Avendo seguito con coinvolto interesse la lunga carriera della cantantessa catanese, ero seriamente intimorito dal suo ritorno discografico dopo la lunga pausa, soprattutto per la paura che non avesse molto da dire. In realtà mi sbagliavo.
A cinque anni da Elettra, dopo un figlio e qualche collaborazione, Carmen Consoli torna sulle scene con dieci brani che svariano tra sonorità pop e cantautorato, ovvero la formula che da (quasi) sempre contraddistingue i dischi della musicista. L’abitudine di tornare è un lavoro prossimo al giornalismo di cronaca: con penna e quaderno la cantantessa racconta la realtà che la circonda, nella quale si è immersa in questo periodo di lungo silenzio, per descriverla, ammirarla, criticarla. Lo fa a modo suo, come sempre, tra provocazioni, rabbia e indignazione. Musicalmente, l’ottavo disco della sua lunga carriera si inserisce alla perfezione nel solco tracciato da Eva contro Eva prima e ricalcato da Elettra poi. Un lavoro nel complesso meno arrabbiato, contraddistinto da una maggiore morbidezza nei suoni e una sempre più piacevole profondità vocale. Insomma, come è normale che sia, siamo lontani anni luce dalla bambina isterica, confusa, felice e arrabbiata. Carmen Consoli ha voglia di raccontare il Paese in cui vive, i suoi vizi, i suoi difetti e le sue contraddizioni, come farebbe una mamma di quarant’anni con un bimbo da allattare, Modugno che risuona per casa e un’adolescenza trascorsa ad ascoltare Throwing Muses e Sonic Youth.

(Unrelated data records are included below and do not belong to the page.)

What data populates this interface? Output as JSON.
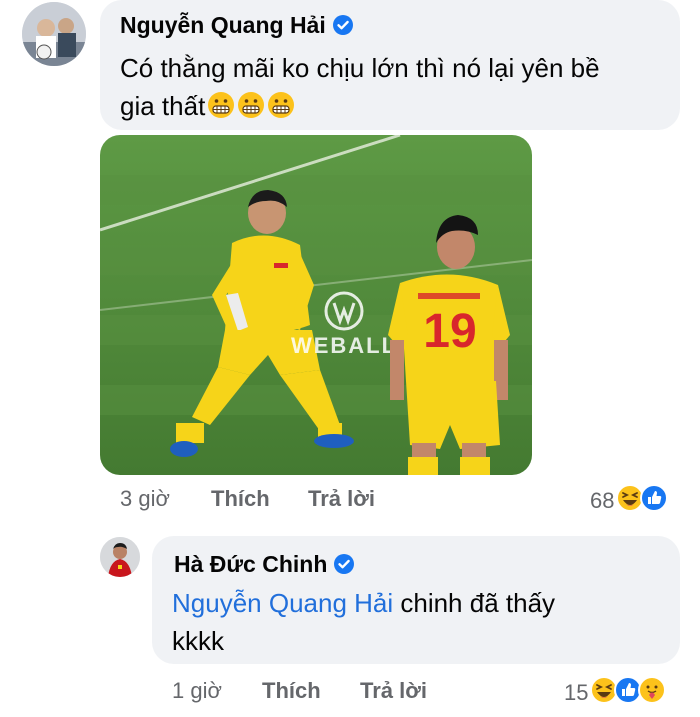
{
  "comment1": {
    "author": "Nguyễn Quang Hải",
    "text_line1": "Có thằng mãi ko chịu lớn thì nó lại yên bề",
    "text_line2": "gia thất",
    "emoji_icons": [
      "grimacing-face-icon",
      "grimacing-face-icon",
      "grimacing-face-icon"
    ],
    "photo": {
      "jersey_number": "19",
      "watermark": "WEBALL",
      "colors": {
        "pitch": "#4f8a3a",
        "kit": "#f6d419",
        "number": "#d8262c"
      }
    },
    "time": "3 giờ",
    "like_label": "Thích",
    "reply_label": "Trả lời",
    "reaction_count": "68",
    "reaction_icons": [
      "haha-icon",
      "like-icon"
    ]
  },
  "reply1": {
    "author": "Hà Đức Chinh",
    "mention": "Nguyễn Quang Hải",
    "text_after_mention": " chinh đã thấy",
    "text_line2": "kkkk",
    "time": "1 giờ",
    "like_label": "Thích",
    "reply_label": "Trả lời",
    "reaction_count": "15",
    "reaction_icons": [
      "haha-icon",
      "like-icon",
      "care-icon"
    ]
  },
  "colors": {
    "bubble": "#f0f2f5",
    "verified": "#1877f2",
    "mention": "#216fdb",
    "meta": "#65676b"
  }
}
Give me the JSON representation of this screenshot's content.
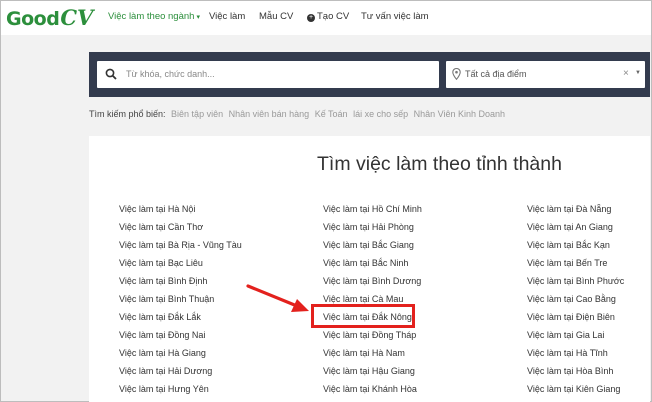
{
  "header": {
    "logo_good": "Good",
    "logo_cv": "CV",
    "nav": [
      {
        "label": "Việc làm theo ngành",
        "active": true
      },
      {
        "label": "Việc làm"
      },
      {
        "label": "Mẫu CV"
      },
      {
        "label": "Tạo CV"
      },
      {
        "label": "Tư vấn việc làm"
      }
    ]
  },
  "search": {
    "placeholder": "Từ khóa, chức danh...",
    "location": "Tất cả địa điểm"
  },
  "popular": {
    "label": "Tìm kiếm phổ biến:",
    "tags": [
      "Biên tập viên",
      "Nhân viên bán hàng",
      "Kế Toán",
      "lái xe cho sếp",
      "Nhân Viên Kinh Doanh"
    ]
  },
  "main": {
    "title": "Tìm việc làm theo tỉnh thành",
    "col1": [
      "Việc làm tại Hà Nội",
      "Việc làm tại Cần Thơ",
      "Việc làm tại Bà Rịa - Vũng Tàu",
      "Việc làm tại Bạc Liêu",
      "Việc làm tại Bình Định",
      "Việc làm tại Bình Thuận",
      "Việc làm tại Đắk Lắk",
      "Việc làm tại Đồng Nai",
      "Việc làm tại Hà Giang",
      "Việc làm tại Hải Dương",
      "Việc làm tại Hưng Yên"
    ],
    "col2": [
      "Việc làm tại Hồ Chí Minh",
      "Việc làm tại Hải Phòng",
      "Việc làm tại Bắc Giang",
      "Việc làm tại Bắc Ninh",
      "Việc làm tại Bình Dương",
      "Việc làm tại Cà Mau",
      "Việc làm tại Đắk Nông",
      "Việc làm tại Đồng Tháp",
      "Việc làm tại Hà Nam",
      "Việc làm tại Hậu Giang",
      "Việc làm tại Khánh Hòa"
    ],
    "col3": [
      "Việc làm tại Đà Nẵng",
      "Việc làm tại An Giang",
      "Việc làm tại Bắc Kạn",
      "Việc làm tại Bến Tre",
      "Việc làm tại Bình Phước",
      "Việc làm tại Cao Bằng",
      "Việc làm tại Điện Biên",
      "Việc làm tại Gia Lai",
      "Việc làm tại Hà Tĩnh",
      "Việc làm tại Hòa Bình",
      "Việc làm tại Kiên Giang"
    ]
  },
  "annotation": {
    "highlight_color": "#e3211d"
  }
}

Ci sono i temi da sempre familiari all’universo della Consoli, dal femminicidio (La signora del quinto piano) al silenzio omertoso (Esercito silente), dall’amore follemente perso nella speranza di dirsi prima o poi addio (Sintonia imperfetta) a quello corrugato di Oceani deserti (omaggio dei fratelli Gazzé). Prodotto artisticamente insieme a Massimo Roccaforte e Gianluca Vaccaro, L’abitudine di tornare conferma la piacevole anomalia rappresentata da Carmen Consoli, uno dei pochi esempi di cantautorato italiano ancora in grado si seguire regole e percorsi propri, forse più prevedibili rispetto al passato, ma sempre meritevoli di attenzione e ampiamente godibili.